DIE NEUE REIHE BAND 19

1.—5.TAUSEND

HEINRICH MANNDIE EHRGEIZIGE NOVELLE

1920

MÜNCHEN ROLAND-VERLAG DR. ALBERT MUNDT

Daß er der Frau des Gemeindesekretärs die schöne Alba Nardini vorzog, mußte der junge Tenor Nello Gennari mit dem Leben büßen. Frau Camuzzi hatte geschickt gehandelt; niemand ahnte, sie sei es gewesen, die Alba auf die Frau des Schneiders eifersüchtig gemacht und sie in solchen Wahnsinn getrieben hatte, daß sie den Geliebten und sich erstach. Ungefährdet hätte sie weiterleben können. Vier Wochen später aber verschwand sie aus der kleinen Stadt.

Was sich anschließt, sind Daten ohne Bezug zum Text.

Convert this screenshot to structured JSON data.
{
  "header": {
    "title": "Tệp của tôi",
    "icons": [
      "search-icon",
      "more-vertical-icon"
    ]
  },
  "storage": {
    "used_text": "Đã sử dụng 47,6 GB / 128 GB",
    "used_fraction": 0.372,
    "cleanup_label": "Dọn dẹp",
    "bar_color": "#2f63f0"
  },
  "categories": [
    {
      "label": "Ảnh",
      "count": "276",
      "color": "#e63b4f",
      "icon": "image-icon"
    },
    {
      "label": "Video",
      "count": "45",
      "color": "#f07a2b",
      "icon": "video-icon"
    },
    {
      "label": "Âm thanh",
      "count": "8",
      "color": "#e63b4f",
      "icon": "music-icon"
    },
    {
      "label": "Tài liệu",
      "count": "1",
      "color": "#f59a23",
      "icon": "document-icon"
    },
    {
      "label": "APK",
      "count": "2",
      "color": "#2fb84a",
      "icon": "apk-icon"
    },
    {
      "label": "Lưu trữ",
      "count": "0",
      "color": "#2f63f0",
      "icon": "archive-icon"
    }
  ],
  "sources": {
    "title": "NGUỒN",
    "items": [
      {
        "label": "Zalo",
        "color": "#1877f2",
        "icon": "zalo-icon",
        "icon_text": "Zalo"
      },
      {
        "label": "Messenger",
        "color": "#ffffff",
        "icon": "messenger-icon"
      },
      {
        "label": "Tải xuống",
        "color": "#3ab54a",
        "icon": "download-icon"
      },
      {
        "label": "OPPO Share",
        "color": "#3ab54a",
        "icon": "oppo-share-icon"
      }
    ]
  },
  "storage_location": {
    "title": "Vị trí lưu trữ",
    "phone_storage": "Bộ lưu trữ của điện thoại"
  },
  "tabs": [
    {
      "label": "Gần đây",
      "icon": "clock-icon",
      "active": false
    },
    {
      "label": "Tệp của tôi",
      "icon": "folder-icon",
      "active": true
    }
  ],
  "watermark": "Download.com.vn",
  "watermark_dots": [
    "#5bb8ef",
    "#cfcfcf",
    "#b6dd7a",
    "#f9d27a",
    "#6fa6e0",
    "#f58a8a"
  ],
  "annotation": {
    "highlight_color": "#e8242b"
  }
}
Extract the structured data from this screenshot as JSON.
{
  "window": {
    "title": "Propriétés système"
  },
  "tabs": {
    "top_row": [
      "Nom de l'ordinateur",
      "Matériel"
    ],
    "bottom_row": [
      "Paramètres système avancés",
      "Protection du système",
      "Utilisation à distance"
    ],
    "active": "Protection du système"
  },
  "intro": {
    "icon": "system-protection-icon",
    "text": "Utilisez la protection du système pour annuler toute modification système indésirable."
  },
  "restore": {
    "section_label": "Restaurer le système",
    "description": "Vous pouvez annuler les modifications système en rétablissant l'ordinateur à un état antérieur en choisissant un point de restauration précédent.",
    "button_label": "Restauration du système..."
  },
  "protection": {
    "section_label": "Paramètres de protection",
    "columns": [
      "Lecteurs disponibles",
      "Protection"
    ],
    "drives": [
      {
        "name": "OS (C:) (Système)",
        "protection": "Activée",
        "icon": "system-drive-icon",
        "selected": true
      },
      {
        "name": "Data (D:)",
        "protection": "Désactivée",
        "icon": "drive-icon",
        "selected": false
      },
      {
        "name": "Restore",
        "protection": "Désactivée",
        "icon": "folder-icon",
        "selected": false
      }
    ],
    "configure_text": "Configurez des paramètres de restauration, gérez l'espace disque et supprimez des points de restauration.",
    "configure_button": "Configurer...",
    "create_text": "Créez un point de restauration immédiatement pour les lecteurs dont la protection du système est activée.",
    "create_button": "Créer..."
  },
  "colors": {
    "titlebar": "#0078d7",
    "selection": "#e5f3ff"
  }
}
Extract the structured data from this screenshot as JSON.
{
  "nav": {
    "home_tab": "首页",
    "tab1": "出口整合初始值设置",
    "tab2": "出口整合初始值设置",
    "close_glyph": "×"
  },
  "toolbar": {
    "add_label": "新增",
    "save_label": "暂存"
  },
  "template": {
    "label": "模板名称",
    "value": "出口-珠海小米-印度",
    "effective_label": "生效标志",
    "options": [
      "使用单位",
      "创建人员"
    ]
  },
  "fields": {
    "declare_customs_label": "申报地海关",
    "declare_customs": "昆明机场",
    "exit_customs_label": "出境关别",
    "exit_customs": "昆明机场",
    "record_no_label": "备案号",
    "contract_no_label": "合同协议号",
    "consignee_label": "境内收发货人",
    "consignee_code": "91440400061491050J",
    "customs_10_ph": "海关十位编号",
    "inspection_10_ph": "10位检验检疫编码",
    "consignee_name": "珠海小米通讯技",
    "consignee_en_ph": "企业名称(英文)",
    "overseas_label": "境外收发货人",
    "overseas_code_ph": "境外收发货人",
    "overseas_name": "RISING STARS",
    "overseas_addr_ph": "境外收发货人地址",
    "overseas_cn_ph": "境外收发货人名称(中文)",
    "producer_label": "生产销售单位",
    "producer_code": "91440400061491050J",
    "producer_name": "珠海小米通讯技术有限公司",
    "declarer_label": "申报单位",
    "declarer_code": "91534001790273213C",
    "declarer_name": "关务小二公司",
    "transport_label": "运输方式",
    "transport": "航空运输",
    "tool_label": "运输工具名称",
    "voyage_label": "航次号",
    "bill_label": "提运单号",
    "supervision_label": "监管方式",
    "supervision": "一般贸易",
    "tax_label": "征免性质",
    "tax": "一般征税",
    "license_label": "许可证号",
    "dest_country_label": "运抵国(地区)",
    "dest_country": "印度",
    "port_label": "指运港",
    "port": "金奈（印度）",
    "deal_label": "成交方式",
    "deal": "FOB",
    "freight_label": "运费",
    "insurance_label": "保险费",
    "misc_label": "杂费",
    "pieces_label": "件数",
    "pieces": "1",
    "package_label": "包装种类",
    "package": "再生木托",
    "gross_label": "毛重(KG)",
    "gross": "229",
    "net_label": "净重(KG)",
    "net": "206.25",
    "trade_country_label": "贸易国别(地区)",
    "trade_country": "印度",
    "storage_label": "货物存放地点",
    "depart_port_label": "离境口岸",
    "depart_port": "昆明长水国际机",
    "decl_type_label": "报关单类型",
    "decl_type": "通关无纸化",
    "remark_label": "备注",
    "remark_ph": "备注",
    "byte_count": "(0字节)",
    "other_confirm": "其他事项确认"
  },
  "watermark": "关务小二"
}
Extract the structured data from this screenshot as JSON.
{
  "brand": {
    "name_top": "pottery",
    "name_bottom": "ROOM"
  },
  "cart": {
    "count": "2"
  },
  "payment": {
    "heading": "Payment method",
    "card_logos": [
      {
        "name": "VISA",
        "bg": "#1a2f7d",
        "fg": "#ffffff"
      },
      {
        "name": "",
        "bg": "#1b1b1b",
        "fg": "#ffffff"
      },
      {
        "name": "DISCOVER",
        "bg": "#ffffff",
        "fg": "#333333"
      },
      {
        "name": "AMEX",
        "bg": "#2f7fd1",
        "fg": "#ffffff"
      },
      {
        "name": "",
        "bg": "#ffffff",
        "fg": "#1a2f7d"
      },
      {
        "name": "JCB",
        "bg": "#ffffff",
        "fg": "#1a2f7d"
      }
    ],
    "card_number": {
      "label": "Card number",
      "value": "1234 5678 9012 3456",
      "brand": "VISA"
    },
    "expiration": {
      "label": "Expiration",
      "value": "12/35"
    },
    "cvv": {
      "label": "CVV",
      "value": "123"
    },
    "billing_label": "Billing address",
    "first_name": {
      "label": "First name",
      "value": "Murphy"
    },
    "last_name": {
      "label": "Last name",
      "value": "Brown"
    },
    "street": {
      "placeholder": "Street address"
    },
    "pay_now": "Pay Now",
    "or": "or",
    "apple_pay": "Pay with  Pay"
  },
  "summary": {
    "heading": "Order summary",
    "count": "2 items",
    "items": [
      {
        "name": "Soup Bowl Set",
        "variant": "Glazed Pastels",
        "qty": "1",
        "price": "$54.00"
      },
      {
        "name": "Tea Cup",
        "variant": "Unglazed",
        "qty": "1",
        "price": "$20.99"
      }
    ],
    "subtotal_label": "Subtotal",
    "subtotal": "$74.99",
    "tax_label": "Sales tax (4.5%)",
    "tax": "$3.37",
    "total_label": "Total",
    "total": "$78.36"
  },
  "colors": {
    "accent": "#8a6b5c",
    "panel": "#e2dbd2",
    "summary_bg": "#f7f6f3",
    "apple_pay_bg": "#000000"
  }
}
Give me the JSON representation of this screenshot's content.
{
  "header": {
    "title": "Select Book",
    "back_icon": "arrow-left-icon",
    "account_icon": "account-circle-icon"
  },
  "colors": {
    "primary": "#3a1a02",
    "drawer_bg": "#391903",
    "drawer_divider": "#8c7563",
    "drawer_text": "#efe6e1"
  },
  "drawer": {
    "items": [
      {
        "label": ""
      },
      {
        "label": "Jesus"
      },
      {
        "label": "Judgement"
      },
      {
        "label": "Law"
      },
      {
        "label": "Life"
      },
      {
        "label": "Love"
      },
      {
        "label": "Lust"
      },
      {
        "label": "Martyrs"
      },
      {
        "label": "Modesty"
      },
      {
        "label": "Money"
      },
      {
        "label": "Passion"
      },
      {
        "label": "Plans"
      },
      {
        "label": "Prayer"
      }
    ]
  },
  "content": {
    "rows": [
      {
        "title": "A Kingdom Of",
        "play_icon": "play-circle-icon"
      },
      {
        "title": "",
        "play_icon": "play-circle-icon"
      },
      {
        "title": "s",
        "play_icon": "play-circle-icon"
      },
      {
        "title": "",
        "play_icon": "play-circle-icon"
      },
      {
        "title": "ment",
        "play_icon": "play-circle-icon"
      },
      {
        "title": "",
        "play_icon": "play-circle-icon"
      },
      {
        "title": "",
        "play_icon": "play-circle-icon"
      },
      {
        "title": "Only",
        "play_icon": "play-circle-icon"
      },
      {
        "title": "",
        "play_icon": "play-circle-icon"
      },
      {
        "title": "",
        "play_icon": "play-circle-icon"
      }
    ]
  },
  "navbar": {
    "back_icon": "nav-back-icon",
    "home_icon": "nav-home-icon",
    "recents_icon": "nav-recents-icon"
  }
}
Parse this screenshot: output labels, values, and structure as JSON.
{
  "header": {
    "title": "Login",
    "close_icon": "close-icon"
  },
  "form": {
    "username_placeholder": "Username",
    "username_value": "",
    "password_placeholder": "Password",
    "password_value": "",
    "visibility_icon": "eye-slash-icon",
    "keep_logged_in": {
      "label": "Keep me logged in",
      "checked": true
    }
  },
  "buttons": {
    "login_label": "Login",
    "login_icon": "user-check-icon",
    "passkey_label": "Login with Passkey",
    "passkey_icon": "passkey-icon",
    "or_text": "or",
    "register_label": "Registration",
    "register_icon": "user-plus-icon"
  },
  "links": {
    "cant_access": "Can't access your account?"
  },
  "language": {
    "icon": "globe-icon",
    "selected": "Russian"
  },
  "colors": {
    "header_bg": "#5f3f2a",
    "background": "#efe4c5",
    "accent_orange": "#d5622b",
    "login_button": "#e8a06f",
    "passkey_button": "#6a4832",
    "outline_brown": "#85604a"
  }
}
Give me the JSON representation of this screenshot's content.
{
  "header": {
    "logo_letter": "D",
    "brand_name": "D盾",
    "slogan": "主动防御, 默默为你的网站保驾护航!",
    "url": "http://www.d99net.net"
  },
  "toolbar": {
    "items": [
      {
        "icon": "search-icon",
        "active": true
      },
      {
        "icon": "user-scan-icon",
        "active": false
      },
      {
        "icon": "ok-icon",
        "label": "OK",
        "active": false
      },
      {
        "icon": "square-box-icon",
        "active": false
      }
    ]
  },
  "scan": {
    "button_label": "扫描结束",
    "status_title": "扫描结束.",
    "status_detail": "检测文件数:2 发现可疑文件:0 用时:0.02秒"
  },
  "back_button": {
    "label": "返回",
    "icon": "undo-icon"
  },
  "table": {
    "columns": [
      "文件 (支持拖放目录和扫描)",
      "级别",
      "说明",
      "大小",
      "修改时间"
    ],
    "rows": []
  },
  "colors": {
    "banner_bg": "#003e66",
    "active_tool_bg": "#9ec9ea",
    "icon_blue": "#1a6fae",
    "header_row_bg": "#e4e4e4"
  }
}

Von Florenz schrieb sie ihrem Gatten, daß sie den Gedanken nicht länger habe ertragen können, sie solle an seiner Seite altern. Denn er habe keinen Ehrgeiz. Statt sich in die Politik zu werfen, zu handeln, zu steigen, statt seiner Frau, die nach ihnen lechze, die Höhen der Welt zu erschließen, halte er sie nieder, lasse sie verkümmern im Dunstkreis seiner trägen Skepsis; und die Macht in der Stadt behalte ein Marktheld wie der Advokat Belotti. Noch sei sie jung; und so habe sie denn auf eigene Verantwortung den Schritt getan, den er sie nicht habe führen wollen. Als Geliebte des berühmten Künstlers Cavaliere Giordano trete sie in die große Welt ein, der sie sich gewachsen fühle. Mit vollem Bewußtsein habe sie sich ihr Schicksal geschaffen. Camuzzi solle nicht versuchen, sie zu hindern, es wäre unnütz.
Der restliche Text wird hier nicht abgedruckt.